Airlines talks to SriLankan Airlines’ Head of Engineering, Shevantha Weerasekera about maintenance, repair and overhaul (MRO) challenges.
How difficult has it been for an airline engineering division during the pandemic? What challenges did you face?
Like all airlines, SriLankan was affected by the COVID-19 crisis. We grounded part of our fleet and took steps to preserve these aircraft in line with OEM and regulatory guidelines. We also took steps to carry out major maintenance and cabin maintenance while the aircraft were on ground.
During the ongoing pandemic, various countries imposed lockdowns, and service providers implemented work from home and furlough arrangements. This resulted in minor disruption to our supply chain and delays to our outsourced maintenance activity. Except for that, it has been business as usual.

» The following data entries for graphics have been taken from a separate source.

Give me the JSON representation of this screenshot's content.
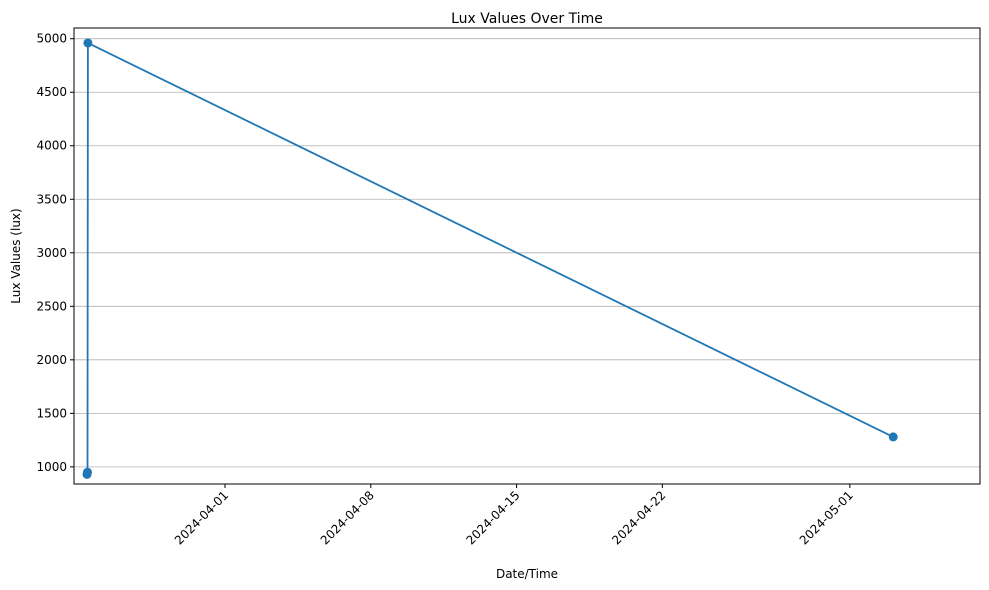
{
  "chart_data": {
    "type": "line",
    "title": "Lux Values Over Time",
    "xlabel": "Date/Time",
    "ylabel": "Lux Values (lux)",
    "x_ticks": [
      "2024-04-01",
      "2024-04-08",
      "2024-04-15",
      "2024-04-22",
      "2024-05-01"
    ],
    "y_ticks": [
      "1000",
      "1500",
      "2000",
      "2500",
      "3000",
      "3500",
      "4000",
      "4500",
      "5000"
    ],
    "xlim": [
      "2024-03-24T18:00:00",
      "2024-05-07T06:00:00"
    ],
    "ylim": [
      840,
      5100
    ],
    "grid": "y",
    "series": [
      {
        "color": "#1f77b4",
        "marker": "circle",
        "points": [
          {
            "x": "2024-03-25T09:00:00",
            "y": 930
          },
          {
            "x": "2024-03-25T09:30:00",
            "y": 950
          },
          {
            "x": "2024-03-25T10:00:00",
            "y": 4960
          },
          {
            "x": "2024-05-03T02:00:00",
            "y": 1280
          }
        ]
      }
    ]
  }
}
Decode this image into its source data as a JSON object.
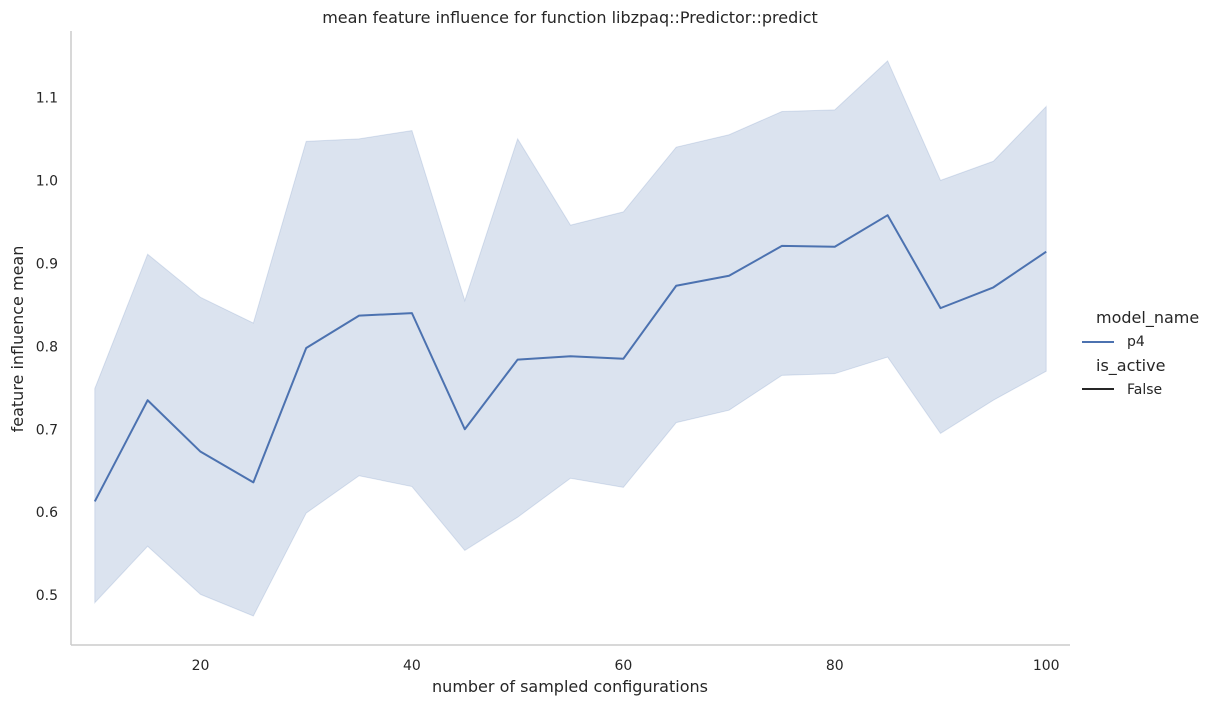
{
  "chart_data": {
    "type": "line",
    "title": "mean feature influence for function libzpaq::Predictor::predict",
    "xlabel": "number of sampled configurations",
    "ylabel": "feature influence mean",
    "xlim": [
      7.75,
      102.25
    ],
    "ylim": [
      0.44,
      1.18
    ],
    "x_ticks": [
      20,
      40,
      60,
      80,
      100
    ],
    "y_ticks": [
      0.5,
      0.6,
      0.7,
      0.8,
      0.9,
      1.0,
      1.1
    ],
    "x_tick_labels": [
      "20",
      "40",
      "60",
      "80",
      "100"
    ],
    "y_tick_labels": [
      "0.5",
      "0.6",
      "0.7",
      "0.8",
      "0.9",
      "1.0",
      "1.1"
    ],
    "grid": false,
    "legend_placement": "right",
    "x": [
      10,
      15,
      20,
      25,
      30,
      35,
      40,
      45,
      50,
      55,
      60,
      65,
      70,
      75,
      80,
      85,
      90,
      95,
      100
    ],
    "series": [
      {
        "name": "p4",
        "color": "#4c72b0",
        "values": [
          0.613,
          0.735,
          0.673,
          0.636,
          0.798,
          0.837,
          0.84,
          0.7,
          0.784,
          0.788,
          0.785,
          0.873,
          0.885,
          0.921,
          0.92,
          0.958,
          0.846,
          0.871,
          0.914
        ],
        "ci_lower": [
          0.491,
          0.559,
          0.501,
          0.475,
          0.599,
          0.644,
          0.631,
          0.554,
          0.594,
          0.641,
          0.63,
          0.708,
          0.723,
          0.765,
          0.767,
          0.787,
          0.695,
          0.735,
          0.77
        ],
        "ci_upper": [
          0.749,
          0.911,
          0.859,
          0.828,
          1.047,
          1.05,
          1.06,
          0.855,
          1.05,
          0.946,
          0.962,
          1.04,
          1.055,
          1.083,
          1.085,
          1.144,
          1.0,
          1.023,
          1.089
        ]
      }
    ],
    "legend": {
      "title_1": "model_name",
      "item_1": "p4",
      "title_2": "is_active",
      "item_2": "False",
      "item_2_color": "#262626"
    }
  }
}
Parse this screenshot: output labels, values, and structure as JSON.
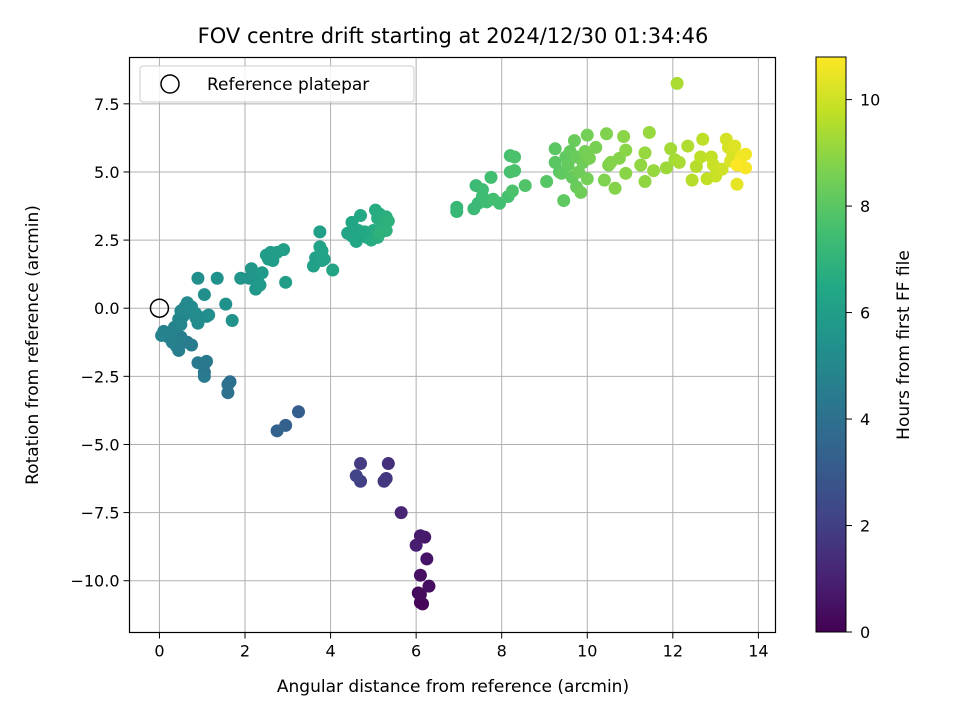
{
  "chart_data": {
    "type": "scatter",
    "title": "FOV centre drift starting at 2024/12/30 01:34:46",
    "xlabel": "Angular distance from reference (arcmin)",
    "ylabel": "Rotation from reference (arcmin)",
    "xlim": [
      -0.7,
      14.4
    ],
    "ylim": [
      -11.9,
      9.2
    ],
    "xticks": [
      0,
      2,
      4,
      6,
      8,
      10,
      12,
      14
    ],
    "yticks": [
      -10.0,
      -7.5,
      -5.0,
      -2.5,
      0.0,
      2.5,
      5.0,
      7.5
    ],
    "xtick_labels": [
      "0",
      "2",
      "4",
      "6",
      "8",
      "10",
      "12",
      "14"
    ],
    "ytick_labels": [
      "−10.0",
      "−7.5",
      "−5.0",
      "−2.5",
      "0.0",
      "2.5",
      "5.0",
      "7.5"
    ],
    "grid": true,
    "legend": {
      "placement": "top-left",
      "label": "Reference platepar",
      "marker": "hollow circle"
    },
    "reference_point": {
      "x": 0,
      "y": 0
    },
    "colormap": "viridis",
    "colorbar": {
      "label": "Hours from first FF file",
      "range": [
        0,
        10.8
      ],
      "ticks": [
        0,
        2,
        4,
        6,
        8,
        10
      ],
      "tick_labels": [
        "0",
        "2",
        "4",
        "6",
        "8",
        "10"
      ]
    },
    "points": [
      [
        6.1,
        -10.8,
        0.1
      ],
      [
        6.15,
        -10.85,
        0.15
      ],
      [
        6.05,
        -10.45,
        0.2
      ],
      [
        6.1,
        -10.5,
        0.3
      ],
      [
        6.3,
        -10.2,
        0.4
      ],
      [
        6.1,
        -9.8,
        0.5
      ],
      [
        6.25,
        -9.2,
        0.6
      ],
      [
        6.2,
        -8.4,
        0.7
      ],
      [
        6.1,
        -8.35,
        0.8
      ],
      [
        6.0,
        -8.7,
        0.9
      ],
      [
        5.65,
        -7.5,
        1.1
      ],
      [
        5.35,
        -5.7,
        1.5
      ],
      [
        5.3,
        -6.25,
        1.7
      ],
      [
        5.25,
        -6.35,
        1.8
      ],
      [
        4.7,
        -5.7,
        1.9
      ],
      [
        4.7,
        -6.35,
        2.0
      ],
      [
        4.6,
        -6.15,
        2.2
      ],
      [
        3.25,
        -3.8,
        3.2
      ],
      [
        2.95,
        -4.3,
        3.3
      ],
      [
        2.75,
        -4.5,
        3.4
      ],
      [
        1.65,
        -2.7,
        3.9
      ],
      [
        1.6,
        -2.8,
        4.0
      ],
      [
        1.6,
        -3.1,
        4.0
      ],
      [
        1.05,
        -2.35,
        4.2
      ],
      [
        1.1,
        -1.95,
        4.3
      ],
      [
        1.05,
        -2.05,
        4.3
      ],
      [
        0.9,
        -2.0,
        4.4
      ],
      [
        1.05,
        -2.5,
        4.4
      ],
      [
        0.75,
        -1.35,
        4.5
      ],
      [
        0.65,
        -1.25,
        4.5
      ],
      [
        0.5,
        -1.05,
        4.6
      ],
      [
        0.45,
        -1.55,
        4.6
      ],
      [
        0.4,
        -1.4,
        4.6
      ],
      [
        0.3,
        -1.25,
        4.7
      ],
      [
        0.2,
        -1.05,
        4.7
      ],
      [
        0.1,
        -0.85,
        4.7
      ],
      [
        0.05,
        -1.0,
        4.8
      ],
      [
        0.25,
        -0.9,
        4.8
      ],
      [
        0.35,
        -0.7,
        4.8
      ],
      [
        0.5,
        -0.6,
        4.9
      ],
      [
        0.45,
        -0.4,
        4.9
      ],
      [
        0.55,
        -0.3,
        4.9
      ],
      [
        0.65,
        -0.15,
        5.0
      ],
      [
        0.5,
        -0.1,
        5.0
      ],
      [
        0.6,
        0.05,
        5.0
      ],
      [
        0.65,
        0.2,
        5.1
      ],
      [
        0.75,
        0.05,
        5.1
      ],
      [
        0.85,
        -0.35,
        5.1
      ],
      [
        0.9,
        -0.55,
        5.2
      ],
      [
        0.85,
        -0.2,
        5.2
      ],
      [
        1.1,
        -0.3,
        5.2
      ],
      [
        1.15,
        -0.25,
        5.3
      ],
      [
        0.9,
        1.1,
        5.3
      ],
      [
        1.05,
        0.5,
        5.3
      ],
      [
        1.35,
        1.1,
        5.4
      ],
      [
        1.55,
        0.15,
        5.4
      ],
      [
        1.7,
        -0.45,
        5.5
      ],
      [
        1.9,
        1.1,
        5.6
      ],
      [
        2.1,
        1.1,
        5.6
      ],
      [
        2.15,
        1.45,
        5.7
      ],
      [
        2.25,
        0.7,
        5.7
      ],
      [
        2.3,
        1.15,
        5.7
      ],
      [
        2.35,
        0.85,
        5.8
      ],
      [
        2.4,
        1.3,
        5.8
      ],
      [
        2.55,
        1.8,
        5.8
      ],
      [
        2.5,
        1.95,
        5.9
      ],
      [
        2.6,
        2.05,
        5.9
      ],
      [
        2.65,
        1.75,
        5.9
      ],
      [
        2.75,
        2.05,
        6.0
      ],
      [
        2.9,
        2.15,
        6.0
      ],
      [
        2.95,
        0.95,
        6.0
      ],
      [
        3.6,
        1.55,
        6.1
      ],
      [
        3.65,
        1.85,
        6.1
      ],
      [
        3.75,
        2.8,
        6.1
      ],
      [
        3.75,
        2.25,
        6.2
      ],
      [
        3.8,
        2.1,
        6.2
      ],
      [
        3.8,
        1.75,
        6.2
      ],
      [
        3.85,
        1.8,
        6.2
      ],
      [
        4.05,
        1.4,
        6.3
      ],
      [
        4.4,
        2.75,
        6.3
      ],
      [
        4.5,
        2.65,
        6.3
      ],
      [
        4.5,
        3.15,
        6.4
      ],
      [
        4.6,
        2.45,
        6.4
      ],
      [
        4.65,
        2.85,
        6.4
      ],
      [
        4.7,
        3.4,
        6.5
      ],
      [
        4.8,
        2.8,
        6.5
      ],
      [
        4.85,
        2.6,
        6.5
      ],
      [
        4.95,
        2.5,
        6.6
      ],
      [
        5.0,
        2.85,
        6.6
      ],
      [
        5.05,
        3.6,
        6.6
      ],
      [
        5.1,
        3.3,
        6.7
      ],
      [
        5.15,
        3.45,
        6.7
      ],
      [
        5.1,
        2.6,
        6.7
      ],
      [
        5.2,
        3.0,
        6.8
      ],
      [
        5.25,
        2.9,
        6.8
      ],
      [
        5.3,
        3.35,
        6.8
      ],
      [
        5.35,
        3.2,
        6.9
      ],
      [
        5.3,
        2.85,
        6.9
      ],
      [
        5.15,
        2.75,
        6.9
      ],
      [
        6.95,
        3.7,
        7.2
      ],
      [
        6.95,
        3.55,
        7.2
      ],
      [
        7.35,
        3.65,
        7.3
      ],
      [
        7.4,
        4.5,
        7.3
      ],
      [
        7.45,
        3.85,
        7.3
      ],
      [
        7.55,
        4.1,
        7.4
      ],
      [
        7.55,
        4.35,
        7.4
      ],
      [
        7.65,
        3.9,
        7.4
      ],
      [
        7.75,
        4.8,
        7.5
      ],
      [
        7.8,
        4.0,
        7.5
      ],
      [
        7.95,
        3.85,
        7.5
      ],
      [
        8.15,
        4.1,
        7.6
      ],
      [
        8.2,
        5.6,
        7.6
      ],
      [
        8.2,
        5.0,
        7.6
      ],
      [
        8.25,
        4.3,
        7.7
      ],
      [
        8.3,
        5.55,
        7.7
      ],
      [
        8.3,
        5.05,
        7.7
      ],
      [
        8.55,
        4.5,
        7.8
      ],
      [
        9.05,
        4.65,
        7.9
      ],
      [
        9.25,
        5.85,
        8.0
      ],
      [
        9.25,
        5.35,
        8.0
      ],
      [
        9.35,
        5.0,
        8.0
      ],
      [
        9.4,
        4.95,
        8.1
      ],
      [
        9.45,
        3.95,
        8.1
      ],
      [
        9.5,
        5.55,
        8.1
      ],
      [
        9.55,
        5.25,
        8.2
      ],
      [
        9.6,
        5.75,
        8.2
      ],
      [
        9.65,
        4.8,
        8.2
      ],
      [
        9.7,
        6.15,
        8.3
      ],
      [
        9.75,
        5.55,
        8.3
      ],
      [
        9.75,
        4.45,
        8.3
      ],
      [
        9.8,
        5.0,
        8.4
      ],
      [
        9.85,
        4.25,
        8.4
      ],
      [
        9.9,
        5.35,
        8.4
      ],
      [
        9.95,
        5.75,
        8.5
      ],
      [
        10.0,
        6.35,
        8.5
      ],
      [
        10.0,
        4.75,
        8.5
      ],
      [
        10.05,
        5.5,
        8.6
      ],
      [
        10.2,
        5.9,
        8.6
      ],
      [
        10.4,
        4.7,
        8.7
      ],
      [
        10.45,
        6.4,
        8.7
      ],
      [
        10.5,
        5.25,
        8.7
      ],
      [
        10.55,
        5.35,
        8.8
      ],
      [
        10.65,
        4.4,
        8.8
      ],
      [
        10.75,
        5.5,
        8.8
      ],
      [
        10.85,
        6.3,
        8.9
      ],
      [
        10.9,
        5.8,
        8.9
      ],
      [
        10.9,
        4.95,
        8.9
      ],
      [
        11.25,
        5.25,
        9.0
      ],
      [
        11.35,
        4.65,
        9.0
      ],
      [
        11.35,
        5.7,
        9.1
      ],
      [
        11.45,
        6.45,
        9.1
      ],
      [
        11.55,
        5.05,
        9.1
      ],
      [
        11.85,
        5.15,
        9.2
      ],
      [
        11.95,
        5.85,
        9.3
      ],
      [
        12.05,
        5.45,
        9.3
      ],
      [
        12.15,
        5.35,
        9.4
      ],
      [
        12.1,
        8.25,
        9.4
      ],
      [
        12.35,
        5.95,
        9.5
      ],
      [
        12.45,
        4.7,
        9.6
      ],
      [
        12.55,
        5.2,
        9.6
      ],
      [
        12.65,
        5.55,
        9.7
      ],
      [
        12.7,
        6.2,
        9.7
      ],
      [
        12.8,
        4.75,
        9.8
      ],
      [
        12.9,
        5.55,
        9.8
      ],
      [
        12.95,
        5.25,
        9.9
      ],
      [
        13.0,
        4.85,
        9.9
      ],
      [
        13.15,
        5.1,
        10.0
      ],
      [
        13.25,
        6.2,
        10.1
      ],
      [
        13.3,
        5.9,
        10.1
      ],
      [
        13.35,
        5.4,
        10.2
      ],
      [
        13.4,
        5.65,
        10.2
      ],
      [
        13.45,
        5.95,
        10.3
      ],
      [
        13.5,
        4.55,
        10.4
      ],
      [
        13.55,
        5.3,
        10.5
      ],
      [
        13.6,
        5.55,
        10.6
      ],
      [
        13.7,
        5.65,
        10.6
      ],
      [
        13.7,
        5.15,
        10.7
      ],
      [
        13.5,
        5.25,
        10.8
      ]
    ]
  }
}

Since October 2020, we have been active with two or more lines of base maintenance and up to 60% of activity in line maintenance and workshops. This is mainly driven by cargo and repatriation flights, scheduled maintenance and third-party business.
Tell us about your plans for the SriLankan Airlines Engineering division?
The engineering arm of SriLankan Airlines can be viewed as an airline- affiliated MRO with over 30 years of experience. It supports all heavy maintenance requirements for the parent airline, as well as a number of third-party customers. We have three heavy maintenance lines in Colombo, Sri Lanka and over the last 10 years, we have completed over 300 customer airline C-checks. We also operate three line maintenance stations at Colombo and Mattala in Sri Lanka and Malé in the Maldives with over 30 customers.
We have a strong intent to develop airframe maintenance and component maintenance in Sri Lanka and further expand the line maintenance network into Asia and the Middle East. SriLankan Engineering has lower labor costs and possesses European Aviation Safety Agency (EASA) and national authority approvals from multiple countries.
Thus, we are looking at new capabilities that we can justify based on the demand from our parent airline as well as external customers. We are also in discussion with OEMs for possible collaboration or joint ventures as well.
What are the challenges in implementing those plans in the post-COVID environment?
Currently, the post-COVID air travel recovery is a “guesstimate” at best. The business prospects for MROs are closely aligned with that of airline capacity recovery. This makes it challenging to accurately forecast future demand and makes large, long-term investment decisions risky.
In particular, how will you ensure skills are kept up to date?
We operate our own EASA Part 147 approved training school, which delivers a steady flow of ab-initio talent to the operation. We have also used the resources of the school to conduct training to upskill employees and carry out refresher training over the past few months.
The level of activity we have in base maintenance, workshops, line maintenance, and technical support are more than adequate to keep everyone engaged and competent!
How is the MRO industry developing in your region?
We have rapid development of the MRO space in India with a number of new entrants and expansion of existing players. This is a good sign and shows that the region is gearing up for the new aircraft inductions and level of activity of the near future.
Are regulators doing enough to ensure MRO rules meet the changing circumstances and are there are any changes in regulations you would like to see?
The regulators have provided guidelines for airline operations and the maintenance of parked aircraft. We haven’t seen any specific rule amendments for MROs.
The regulators could assist by providing guidelines for maintaining competency and renewing individual maintenance licenses for those who have been made redundant or who have limited working hours.
The airline community will also welcome any guidelines (in addition to OEM advice) on special checks when aircraft are returned to service after long term parking.